Les médecins du secteur public ont été sévèrement critiqués par le ministère de l’intérieur qui les a accusé de "manque de patriotisme et leur a fait endosser la responsabilité des mouvement protestataires que différentes régions du Royaume avaient connus.

Dans un communiqué de presse, le bureau national du Syndicat indépendant des médecins du secteur public (SIMSP) s’est indigné face aux propos de Noureddine Boutayeb, ministre délégué auprès du ministre de l’Intérieur, lors de la réunion d'une commission parlementaire sur la gestion du programme de couverture de santé RAMED. Mr Noureddine Boutayeb a qualifié les médecins du secteur public "d’irresponsables face à un secteur qui est déjà en crise".

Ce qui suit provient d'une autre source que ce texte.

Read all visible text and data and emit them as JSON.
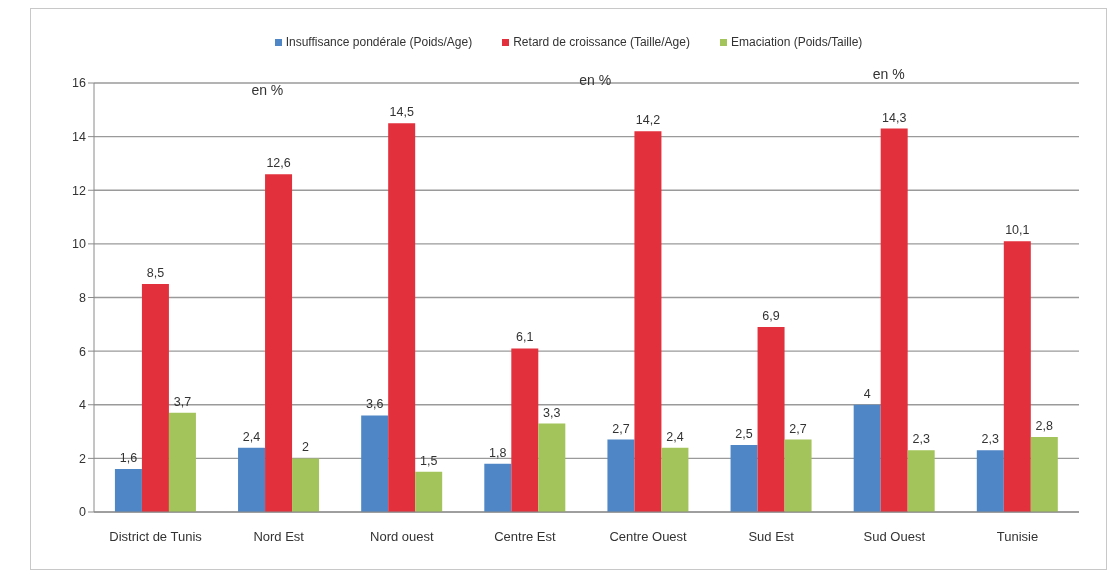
{
  "chart_data": {
    "type": "bar",
    "categories": [
      "District de Tunis",
      "Nord Est",
      "Nord ouest",
      "Centre Est",
      "Centre Ouest",
      "Sud Est",
      "Sud Ouest",
      "Tunisie"
    ],
    "series": [
      {
        "name": "Insuffisance pondérale (Poids/Age)",
        "color": "#4f86c6",
        "values": [
          1.6,
          2.4,
          3.6,
          1.8,
          2.7,
          2.5,
          4,
          2.3
        ],
        "value_labels": [
          "1,6",
          "2,4",
          "3,6",
          "1,8",
          "2,7",
          "2,5",
          "4",
          "2,3"
        ]
      },
      {
        "name": "Retard de croissance (Taille/Age)",
        "color": "#e2313d",
        "values": [
          8.5,
          12.6,
          14.5,
          6.1,
          14.2,
          6.9,
          14.3,
          10.1
        ],
        "value_labels": [
          "8,5",
          "12,6",
          "14,5",
          "6,1",
          "14,2",
          "6,9",
          "14,3",
          "10,1"
        ]
      },
      {
        "name": "Emaciation (Poids/Taille)",
        "color": "#a3c45a",
        "values": [
          3.7,
          2,
          1.5,
          3.3,
          2.4,
          2.7,
          2.3,
          2.8
        ],
        "value_labels": [
          "3,7",
          "2",
          "1,5",
          "3,3",
          "2,4",
          "2,7",
          "2,3",
          "2,8"
        ]
      }
    ],
    "ylim": [
      0,
      16
    ],
    "yticks": [
      0,
      2,
      4,
      6,
      8,
      10,
      12,
      14,
      16
    ],
    "grid": "y",
    "legend": "top",
    "annotations": [
      "en %",
      "en %",
      "en %"
    ]
  }
}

Le bureau national a indiqué dans ce communiqué que les médecins ne sont pas responsables de la détérioration des conditions de travail dans les établissements publics, le médecin du secteur public ne saurait pardonner à quiconque de le traiter froidement. Le bureau national a ainsi invité l’état à prendre en main ses responsabilités vis-à-vis du secteur de la santé.

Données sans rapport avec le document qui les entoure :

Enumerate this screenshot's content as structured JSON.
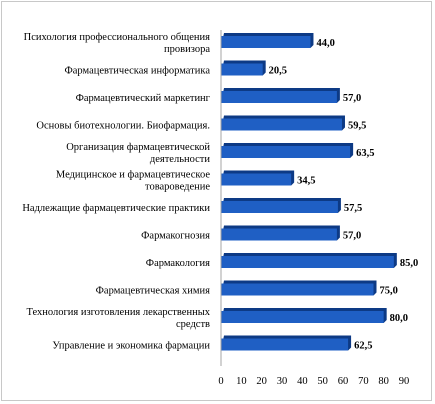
{
  "chart_data": {
    "type": "bar",
    "orientation": "horizontal",
    "categories": [
      [
        "Психология профессионального общения",
        "провизора"
      ],
      [
        "Фармацевтическая информатика"
      ],
      [
        "Фармацевтический маркетинг"
      ],
      [
        "Основы биотехнологии. Биофармация."
      ],
      [
        "Организация фармацевтической",
        "деятельности"
      ],
      [
        "Медицинское и фармацевтическое",
        "товароведение"
      ],
      [
        "Надлежащие фармацевтические практики"
      ],
      [
        "Фармакогнозия"
      ],
      [
        "Фармакология"
      ],
      [
        "Фармацевтическая химия"
      ],
      [
        "Технология изготовления лекарственных",
        "средств"
      ],
      [
        "Управление и экономика фармации"
      ]
    ],
    "values": [
      44.0,
      20.5,
      57.0,
      59.5,
      63.5,
      34.5,
      57.5,
      57.0,
      85.0,
      75.0,
      80.0,
      62.5
    ],
    "value_labels": [
      "44,0",
      "20,5",
      "57,0",
      "59,5",
      "63,5",
      "34,5",
      "57,5",
      "57,0",
      "85,0",
      "75,0",
      "80,0",
      "62,5"
    ],
    "xlim": [
      0,
      90
    ],
    "xticks": [
      "0",
      "10",
      "20",
      "30",
      "40",
      "50",
      "60",
      "70",
      "80",
      "90"
    ],
    "grid": false,
    "legend": "none",
    "bar_color": "#1f5fc4",
    "bar_shadow_color": "#0d3a85",
    "title": "",
    "xlabel": "",
    "ylabel": ""
  }
}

Noureddine Boutayeb avait accusé, lors de cette réunion, certains médecins du public de manquer de patriotisme, de ne se présenter à leurs postes que durant les visites officielles des responsables. Selon le ministre, malgré la mise en place de plusieurs infrastructures sanitaires au sein du royaume, rares sont les médecins qui veulent y opérer.

Pour répondre à cette accusation, le SIMSP appelle les médecins du public à prendre part en masse au mouvement de grève qui sera organisé le 10 février prochain.

Il est à noter que les chiffres en matière d’accès aux soins de santé sont alarmants, une grande partie des citoyens ne peuvent pas les payer. Aujourd'hui au Maroc, la difficulté d'accéder aux soins se trouve aggravée par une inégale répartition géographique entre milieux et entre régions. Les écarts de densité sont importants non seulement entre les régions sanitaires mais aussi au sein de la même région. Bien plus, la distribution régionale des professionnels desanté favorise largement les régions métropolitaines. En effet, 22% des professionnels publics, sont concentrés dans les régions du Grand Casablanca et de Rabat-Salé ZemmourZâer ; c’est aussi dans ces deux régions que sont installés 50% des médecins exerçant dans le secteur libéral. Le Maroc souffre d'une pénurie aiguë en personnel de santé. Il ne compte que 6 médecins pour 10.000 habitants. Le pays est loin de répondre au standard de l'OMS fixé à 1 médecin pour 650 habitants. Selon le ministère de la santé, le manque de médecins est estimé à 7.000. Pour ce qui est des infirmiers, les besoins s'élèvent à 9.000. S'agissant du personnel infirmier et des sages-femmes, leur nombre s'élève à 24.328, ce qui représente une densité médicale de huit professionnels de santé pour 10.000 habitants, selon les statistiques sanitaires 2010 de l'OMS. Plusieurs rapports émanant d'organismes nationaux ou internationaux ont dressé un bilan dérisoire en termes de santé au Maroc. Le Réseau marocain pour le droit à la santé avait publié un rapport dans lequel il dénonce l’état piteux des hôpitaux au Maroc. Selon ce rapport, 70% des structures hospitalières relevant du secteur public sont non-conformes.